I kind of consider myself an Oreo cookie connoisseur. And I may or may not make a special trip to the store when a new limited edition flavor is released. Sometimes I'm even lucky enough to get a preview of the new flavors a couple of weeks early. Blogging does have its perks, folks! Although I think working in my pajamas may just trump preview Oreos by a smidge.
Some people think baking Oreos into other things is slightly ridiculous; however, I'm all about it. Last year I whipped up Red Velvet Oreo Bark and Red Velvet Oreo Cupcakes all while packing up a house and complaining to guys every single step of the way.
Last year's cookies were good, but I swear they've changed something with this release - which by the way, is rumored to be permanent. They taste better and I swear there's just a little more filling in the center of each cookie, which always a good thing.
One of the coolest things about Oreos is that they fit perfectly into the bottom of a standard muffin/cupcake tin - making them a great crust for mini cheesecakes or cupcakes. There's no food processor involved to turn the cookies into crumbs or need to press tiny bits of cookies into the muffin cups.
You simply place an Oreo into the bottom of muffin tin lined with paper liners, scoop in that pretty red velvet cheesecake filling, bake them up for about 20 minutes and you've just become a Valentine's Day dessert rock star - all in less time than it takes to watch an episode of The Bachelor.
Sounds pretty easy, right? Here's what's not easy. Cleaning red food coloring off your toddler's hands after she sneaks into the pantry, grabs it off a shelf and wants to pour it into a bowl, and on the floor, and on your less-than-a-year-old leather ottoman. Here's a pro tip: Hide your food coloring.
Whether you're whipping up Red Velvet Oreo Cheesecake for a work potluck or for your little sweetie, they're sure to be a hit. Top them with a little whipped cream and festive sprinkles to make them extra special. While you're at it, you should probably make these Oreo Cookie Balls too!
Red Velvet Oreo Cheesecakes Recipe
Ingredients
- 12 red velvet oreos
- 16 ounces cream cheese, room temperature
- 1/2 cup granulated sugar
- 1 1/2 tablespoons unsweetened cocoa powder
- 2 large eggs, room temperature
- 1 1/2 teaspoons pure vanilla extract
- 1 1/2 teaspoons red food coloring
- whipped cream, and sprinkles, optional
Directions
- Preheat oven to 350°F. Line 12 standard muffin cups with paper liners and place one Red Velvet Oreo cookie into the bottom of each muffin cup.

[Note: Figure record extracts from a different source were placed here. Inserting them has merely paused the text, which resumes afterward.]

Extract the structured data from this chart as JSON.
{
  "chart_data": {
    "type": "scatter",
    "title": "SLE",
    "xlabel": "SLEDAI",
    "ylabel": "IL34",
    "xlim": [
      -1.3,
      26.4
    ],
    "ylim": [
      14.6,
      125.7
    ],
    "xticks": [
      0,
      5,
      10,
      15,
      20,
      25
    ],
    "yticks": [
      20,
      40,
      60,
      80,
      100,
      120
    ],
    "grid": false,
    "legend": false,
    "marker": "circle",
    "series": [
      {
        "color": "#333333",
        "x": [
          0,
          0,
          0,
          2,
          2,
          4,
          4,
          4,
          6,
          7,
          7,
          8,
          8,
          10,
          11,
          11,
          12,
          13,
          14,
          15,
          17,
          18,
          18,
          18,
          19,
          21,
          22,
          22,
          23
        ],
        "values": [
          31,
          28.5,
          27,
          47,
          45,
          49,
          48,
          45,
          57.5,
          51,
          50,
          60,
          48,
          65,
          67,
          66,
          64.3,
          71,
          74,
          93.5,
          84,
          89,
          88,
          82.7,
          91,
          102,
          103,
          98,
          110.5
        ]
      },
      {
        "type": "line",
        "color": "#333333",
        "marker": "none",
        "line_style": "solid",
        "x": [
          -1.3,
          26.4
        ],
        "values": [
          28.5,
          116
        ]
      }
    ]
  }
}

- In the bowl of a stand mixer fitted with the paddle attachment, or in a large bowl with an electric mixer, beat cream cheese until smooth.
- In a small bowl, whisk together the sugar and cocoa powder and then add the mixture to the cream cheese and mix until thoroughly combined.
- Add eggs one at a time, making sure to scrape the sides and bottom of the bowl before and after each egg.
- Add vanilla extract and red food coloring and mix until combined.
- Use a large cookie scoop (about 3 tablespoons) to scoop the cheesecake batter into each muffin cup.
- Bake in preheated oven for 18-20 minutes, or until cheesecakes appear to be set.
- Remove pan to a cooling rack and allow the cheesecakes to cool completely.
- Refrigerate cheesecakes for at least 4 hours or overnight.
- If desired, top with whipped cream and sprinkles before serving.